COS 34-8 - Limited conditions promote evolutionary rescue in highly pathogenic host-pathogen systems

Tuesday, August 13, 2019: 4:00 PM
L011/012, Kentucky International Convention Center
Benjamin Golas, Graduate Degree Program in Ecology, Colorado State University, Fort Collins, CO and Colleen T. Webb, Department of Biology and Graduate Degree Program in Ecology, Colorado State University, Fort Collins, CO
Background/Question/Methods

Theoretical models have shown that for populations in decline as a result of an introduced stressor, evolutionary rescue via natural selection can lead to renewed population growth, but if population size is reduced below a critical threshold, the population is at risk of extinction as a result of demographic stochasticity. While there is evidence for this theory to be applicable to a variety of stressors, we lack demonstration of its applicability in naturally occurring host-pathogen systems. We ask in our study what conditions are necessary for evolutionary rescue from extinction to be possible in host-pathogen systems. We begin by allowing evolution of resistance in host populations to occur in an ecologically-validated stochastic model of prairie dogs and the plague-causing bacterium Yersinia pestis, highlighting the rate of resistance development and variation of this rate (proxy for genetic variance) that would be necessary for prairie dogs to be evolutionarily rescued from plague-induced extinction.

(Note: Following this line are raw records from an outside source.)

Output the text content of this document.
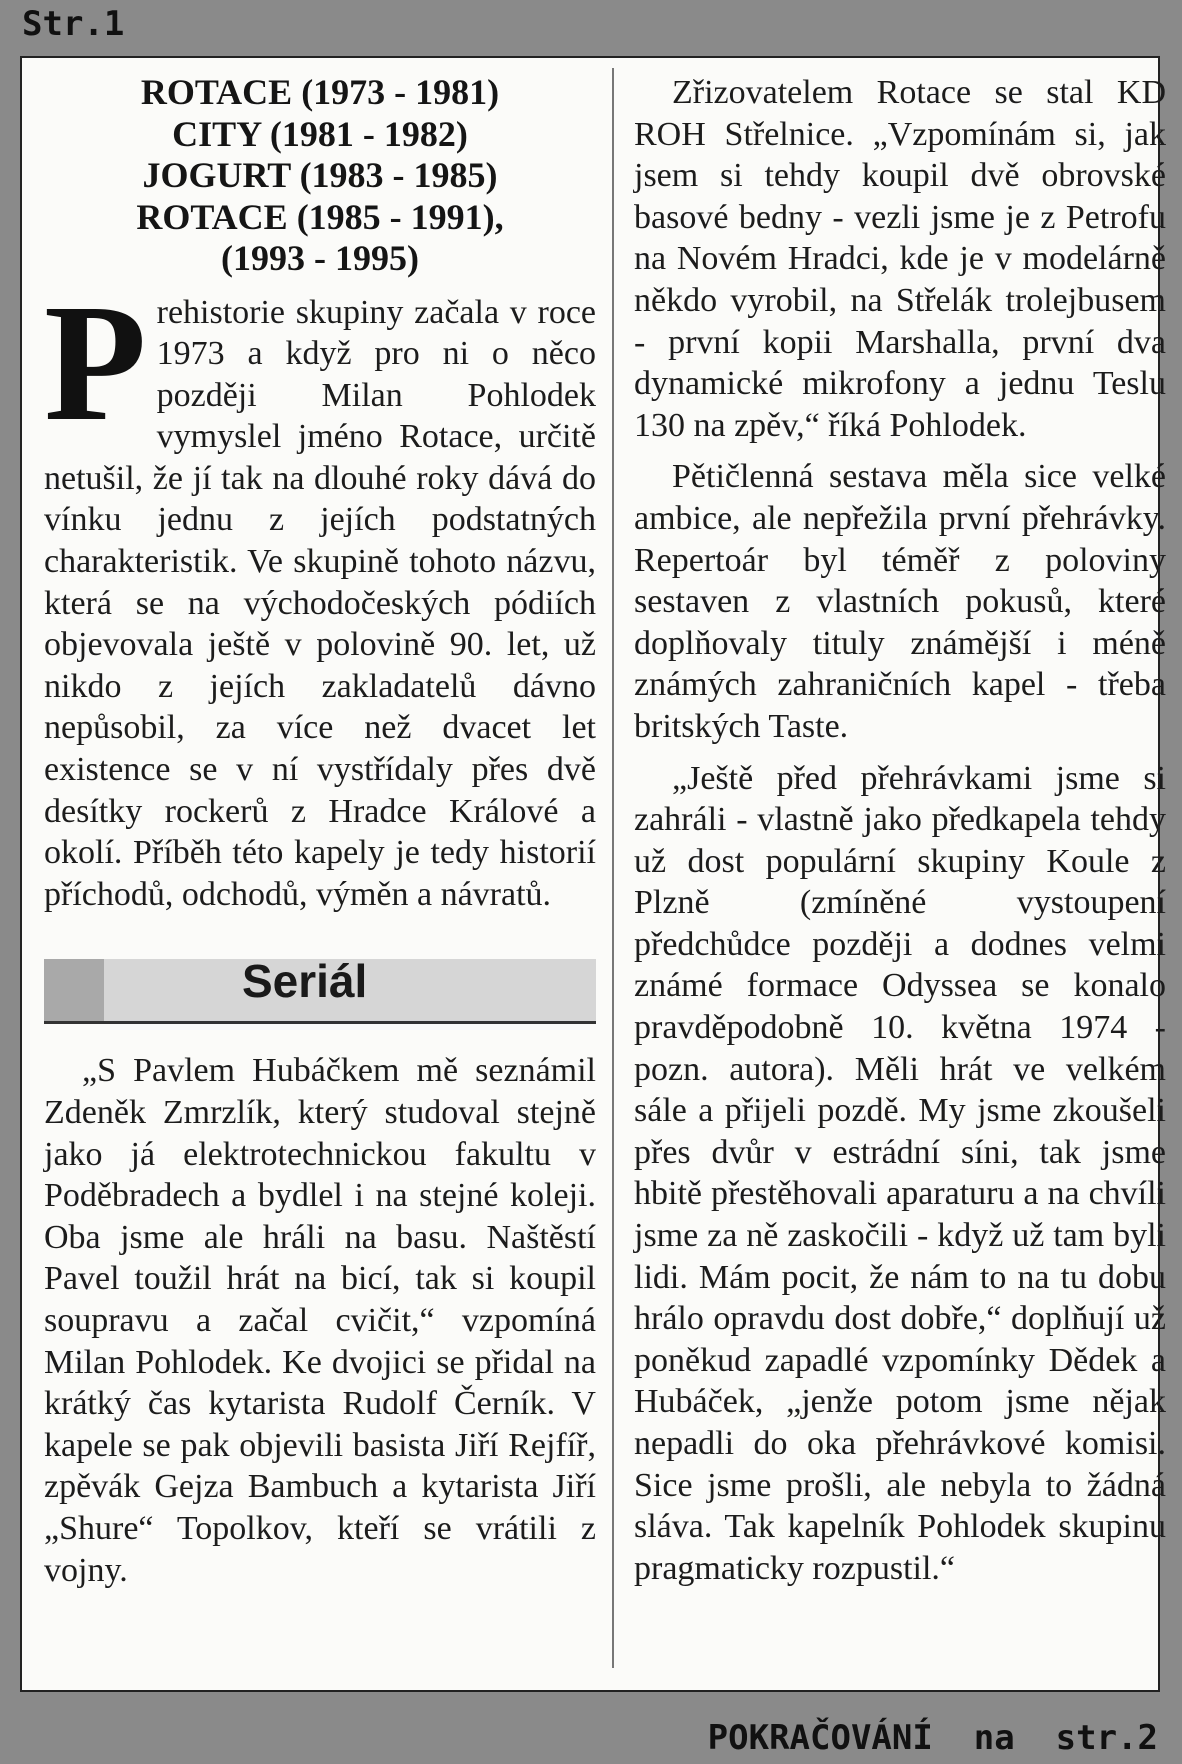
Str.1
ROTACE (1973 - 1981)
CITY (1981 - 1982)
JOGURT (1983 - 1985)
ROTACE (1985 - 1991),
(1993 - 1995)

Prehistorie skupiny začala v roce 1973 a když pro ni o něco později Milan Pohlodek vymyslel jméno Rotace, určitě netušil, že jí tak na dlouhé roky dává do vínku jednu z jejích podstatných charakteristik. Ve skupině tohoto názvu, která se na východočeských pódiích objevovala ještě v polovině 90. let, už nikdo z jejích zakladatelů dávno nepůsobil, za více než dvacet let existence se v ní vystřídaly přes dvě desítky rockerů z Hradce Králové a okolí. Příběh této kapely je tedy historií příchodů, odchodů, výměn a návratů.

Seriál

„S Pavlem Hubáčkem mě seznámil Zdeněk Zmrzlík, který studoval stejně jako já elektrotechnickou fakultu v Poděbradech a bydlel i na stejné koleji. Oba jsme ale hráli na basu. Naštěstí Pavel toužil hrát na bicí, tak si koupil soupravu a začal cvičit,“ vzpomíná Milan Pohlodek. Ke dvojici se přidal na krátký čas kytarista Rudolf Černík. V kapele se pak objevili basista Jiří Rejfíř, zpěvák Gejza Bambuch a kytarista Jiří „Shure“ Topolkov, kteří se vrátili z vojny.

Zřizovatelem Rotace se stal KD ROH Střelnice. „Vzpomínám si, jak jsem si tehdy koupil dvě obrovské basové bedny - vezli jsme je z Petrofu na Novém Hradci, kde je v modelárně někdo vyrobil, na Střelák trolejbusem - první kopii Marshalla, první dva dynamické mikrofony a jednu Teslu 130 na zpěv,“ říká Pohlodek.

Pětičlenná sestava měla sice velké ambice, ale nepřežila první přehrávky. Repertoár byl téměř z poloviny sestaven z vlastních pokusů, které doplňovaly tituly známější i méně známých zahraničních kapel - třeba britských Taste.

„Ještě před přehrávkami jsme si zahráli - vlastně jako předkapela tehdy už dost populární skupiny Koule z Plzně (zmíněné vystoupení předchůdce později a dodnes velmi známé formace Odyssea se konalo pravděpodobně 10. května 1974 - pozn. autora). Měli hrát ve velkém sále a přijeli pozdě. My jsme zkoušeli přes dvůr v estrádní síni, tak jsme hbitě přestěhovali aparaturu a na chvíli jsme za ně zaskočili - když už tam byli lidi. Mám pocit, že nám to na tu dobu hrálo opravdu dost dobře,“ doplňují už poněkud zapadlé vzpomínky Dědek a Hubáček, „jenže potom jsme nějak nepadli do oka přehrávkové komisi. Sice jsme prošli, ale nebyla to žádná sláva. Tak kapelník Pohlodek skupinu pragmaticky rozpustil.“

POKRAČOVÁNÍ  na  str.2
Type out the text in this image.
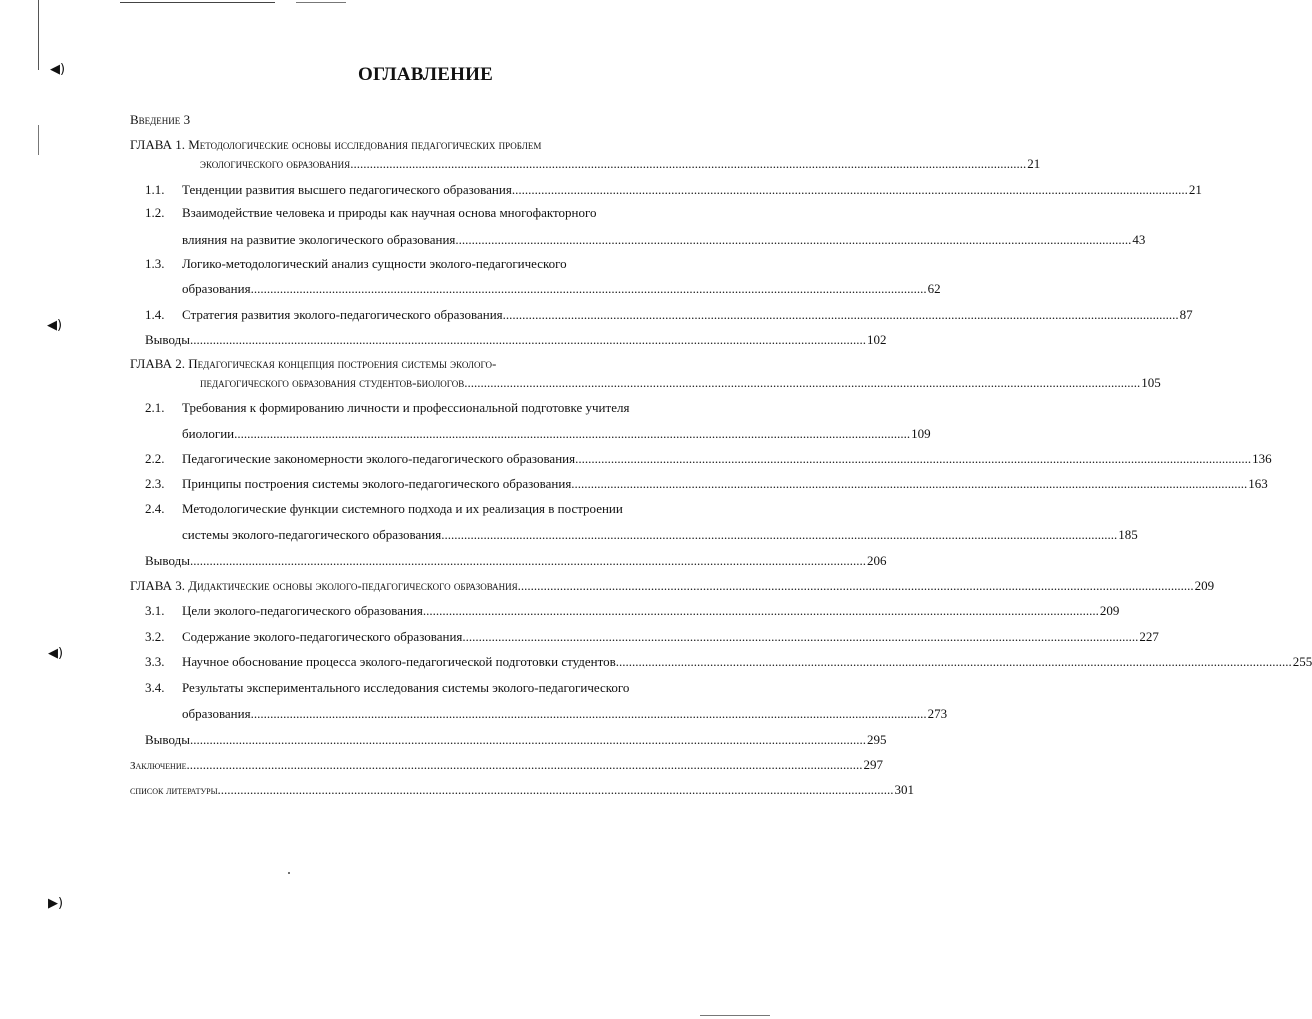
◀)
◀)
◀)
▶)
ОГЛАВЛЕНИЕ
Введение 3
ГЛАВА 1. Методологические основы исследования педагогических проблем
экологического образования .....	21
1.1. Тенденции развития высшего педагогического образования .....	21
1.2. Взаимодействие человека и природы как научная основа многофакторного
влияния на развитие экологического образования .....	43
1.3. Логико-методологический анализ сущности эколого-педагогического
образования .....	62
1.4. Стратегия развития эколого-педагогического образования .....	87
Выводы .....	102
ГЛАВА 2. Педагогическая концепция построения системы эколого-
педагогического образования студентов-биологов .....	105
2.1. Требования к формированию личности и профессиональной подготовке учителя
биологии .....	109
2.2. Педагогические закономерности эколого-педагогического образования .....	136
2.3. Принципы построения системы эколого-педагогического образования .....	163
2.4. Методологические функции системного подхода и их реализация в построении
системы эколого-педагогического образования .....	185
Выводы .....	206
ГЛАВА 3. Дидактические основы эколого-педагогического образования .....	209
3.1. Цели эколого-педагогического образования .....	209
3.2. Содержание эколого-педагогического образования .....	227
3.3. Научное обоснование процесса эколого-педагогической подготовки студентов .....	255
3.4. Результаты экспериментального исследования системы эколого-педагогического
образования .....	273
Выводы .....	295
Заключение .....	297
список литературы .....	301
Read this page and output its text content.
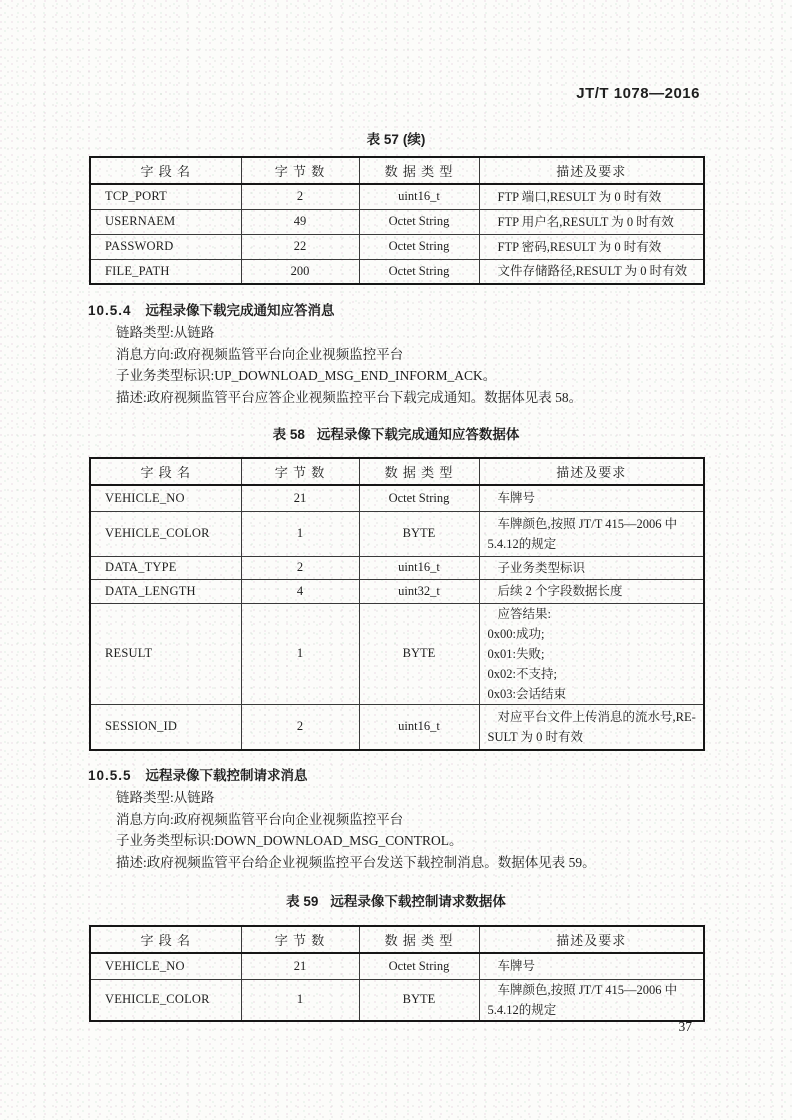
JT/T 1078—2016
表 57 (续)
字 段 名	字 节 数	数 据 类 型	描述及要求
TCP_PORT	2	uint16_t	FTP 端口,RESULT 为 0 时有效

USERNAEM	49	Octet String	FTP 用户名,RESULT 为 0 时有效

PASSWORD	22	Octet String	FTP 密码,RESULT 为 0 时有效

FILE_PATH	200	Octet String	文件存储路径,RESULT 为 0 时有效
10.5.4 远程录像下载完成通知应答消息
链路类型:从链路
消息方向:政府视频监管平台向企业视频监控平台
子业务类型标识:UP_DOWNLOAD_MSG_END_INFORM_ACK。
描述:政府视频监管平台应答企业视频监控平台下载完成通知。数据体见表 58。
表 58 远程录像下载完成通知应答数据体
字 段 名	字 节 数	数 据 类 型	描述及要求
VEHICLE_NO	21	Octet String	车牌号

VEHICLE_COLOR	1	BYTE	车牌颜色,按照 JT/T 415—2006 中
5.4.12的规定

DATA_TYPE	2	uint16_t	子业务类型标识

DATA_LENGTH	4	uint32_t	后续 2 个字段数据长度

RESULT	1	BYTE	应答结果:
0x00:成功;
0x01:失败;
0x02:不支持;
0x03:会话结束

SESSION_ID	2	uint16_t	对应平台文件上传消息的流水号,RE-
SULT 为 0 时有效
10.5.5 远程录像下载控制请求消息
链路类型:从链路
消息方向:政府视频监管平台向企业视频监控平台
子业务类型标识:DOWN_DOWNLOAD_MSG_CONTROL。
描述:政府视频监管平台给企业视频监控平台发送下载控制消息。数据体见表 59。
表 59 远程录像下载控制请求数据体
字 段 名	字 节 数	数 据 类 型	描述及要求
VEHICLE_NO	21	Octet String	车牌号

VEHICLE_COLOR	1	BYTE	车牌颜色,按照 JT/T 415—2006 中
5.4.12的规定
37
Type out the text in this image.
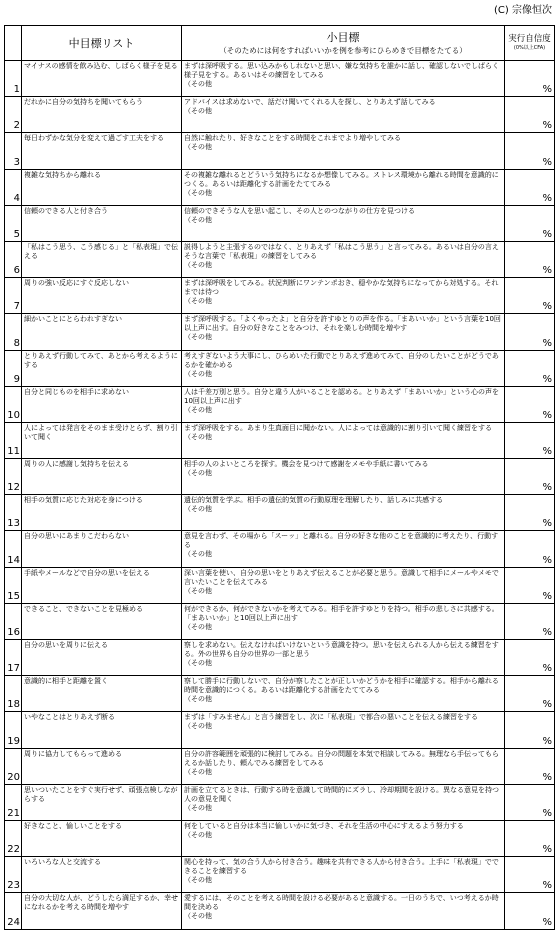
(C) 宗像恒次
	中目標リスト	小目標
（そのためには何をすればいいかを例を参考にひらめきで目標をたてる）	実行自信度
(0%以上CFA)

1	マイナスの感情を飲み込む、しばらく様子を見る	まずは深呼吸する。思い込みかもしれないと思い、嫌な気持ちを誰かに話し、確認しないでしばらく様子見をする。あるいはその練習をしてみる
（その他	%
2	だれかに自分の気持ちを聞いてもらう	アドバイスは求めないで、話だけ聞いてくれる人を探し、とりあえず話してみる
（その他	%
3	毎日わずかな気分を変えて過ごす工夫をする	自然に触れたり、好きなことをする時間をこれまでより増やしてみる
（その他	%
4	複雑な気持ちから離れる	その複雑な離れるとどういう気持ちになるか想像してみる。ストレス環境から離れる時間を意識的につくる。あるいは距離化する計画をたててみる
（その他	%
5	信頼のできる人と付き合う	信頼のできそうな人を思い起こし、その人とのつながりの仕方を見つける
（その他	%
6	「私はこう思う、こう感じる」と「私表現」で伝える	説得しようと主張するのではなく、とりあえず「私はこう思う」と言ってみる。あるいは自分の言えそうな言葉で「私表現」の練習をしてみる
（その他	%
7	周りの強い反応にすぐ反応しない	まずは深呼吸をしてみる。状況判断にワンテンポおき、穏やかな気持ちになってから対処する。それまでは待つ
（その他	%
8	細かいことにとらわれすぎない	まず深呼吸する。「よくやったよ」と自分を許すゆとりの声を作る。「まあいいか」という言葉を10回以上声に出す。自分の好きなことをみつけ、それを楽しむ時間を増やす
（その他	%
9	とりあえず行動してみて、あとから考えるようにする	考えすぎないよう大事にし、ひらめいた行動でとりあえず進めてみて、自分のしたいことがどうであるかを確かめる
（その他	%
10	自分と同じものを相手に求めない	人は千差万別と思う。自分と違う人がいることを認める。とりあえず「まあいいか」という心の声を10回以上声に出す
（その他	%
11	人によっては発言をそのまま受けとらず、割り引いて聞く	まず深呼吸をする。あまり生真面目に聞かない。人によっては意識的に割り引いて聞く練習をする
（その他	%
12	周りの人に感謝し気持ちを伝える	相手の人のよいところを探す。機会を見つけて感謝をメモや手紙に書いてみる
（その他	%
13	相手の気質に応じた対応を身につける	遺伝的気質を学ぶ。相手の遺伝的気質の行動原理を理解したり、話しみに共感する
（その他	%
14	自分の思いにあまりこだわらない	意見を言わず、その場から「スーッ」と離れる。自分の好きな他のことを意識的に考えたり、行動する
（その他	%
15	手紙やメールなどで自分の思いを伝える	深い言葉を使い、自分の思いをとりあえず伝えることが必要と思う。意識して相手にメールやメモで言いたいことを伝えてみる
（その他	%
16	できること、できないことを見極める	何ができるか、何ができないかを考えてみる。相手を許すゆとりを持つ。相手の悲しさに共感する。「まあいいか」と10回以上声に出す
（その他	%
17	自分の思いを周りに伝える	察しを求めない。伝えなければいけないという意識を持つ。思いを伝えられる人から伝える練習をする。外の世界も自分の世界の一部と思う
（その他	%
18	意識的に相手と距離を置く	察して勝手に行動しないで、自分が察したことが正しいかどうかを相手に確認する。相手から離れる時間を意識的につくる。あるいは距離化する計画をたててみる
（その他	%
19	いやなことはとりあえず断る	まずは「すみません」と言う練習をし、次に「私表現」で都合の悪いことを伝える練習をする
（その他	%
20	周りに協力してもらって進める	自分の許容範囲を頑張的に検討してみる。自分の問題を本気で相談してみる。無理なら手伝ってもらえるか話したり、頼んでみる練習をしてみる
（その他	%
21	思いついたことをすぐ実行せず、頑張点検しながらする	計画を立てるときは、行動する時を意識して時間的にズラし、冷却期間を設ける。異なる意見を持つ人の意見を聞く
（その他	%
22	好きなこと、愉しいことをする	何をしていると自分は本当に愉しいかに気づき、それを生活の中心にすえるよう努力する
（その他	%
23	いろいろな人と交流する	関心を持って、気の合う人から付き合う。趣味を共有できる人から付き合う。上手に「私表現」でできることを練習する
（その他	%
24	自分の大切な人が、どうしたら満足するか、幸せになれるかを考える時間を増やす	愛するには、そのことを考える時間を設ける必要があると意識する。一日のうちで、いつ考えるか時間を決める
（その他	%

We then break the plague model down to compare different compartmental disease models, each with incorporated evolution of host resistance, to explore the ecological system components that allow evolutionary rescue from extinction to be a possibility.

Results/Conclusions

In simulated plague scenarios, there are only small ranges of population average initial resistance rate and rate variance that make evolutionary rescue from extinction possible. The population’s average resistance rate at the simulation’s start must be low enough that extinction is possible, but the population must not be so maladapted that extinction is inevitable. Similarly, the variance of this resistance rate must be high enough that an adaptive response is possible, but not so high as to result in a large well-adapted subpopulation that negates extinction. In exploring compartmental models for similar trends in potential for evolutionary rescue, we find that a SIR compartmental model and many variations thereof lack the potential for evolutionary rescue because the highly pathogenic disease runs its course too quickly. Introducing an infectious reservoir, as in the plague system, results in a constant selective pressure that prevents population regrowth, resulting in extinction. The conditions that allow evolutionary rescue in disease systems are a unique combination of sustained, highly pathogenic selective pressure balanced with nonlinear population growth that improves population survival, with moderate population adaptation and variance prior to infection. Thus, we believe evolutionary rescue via natural selection in host-pathogen systems to be a rare event.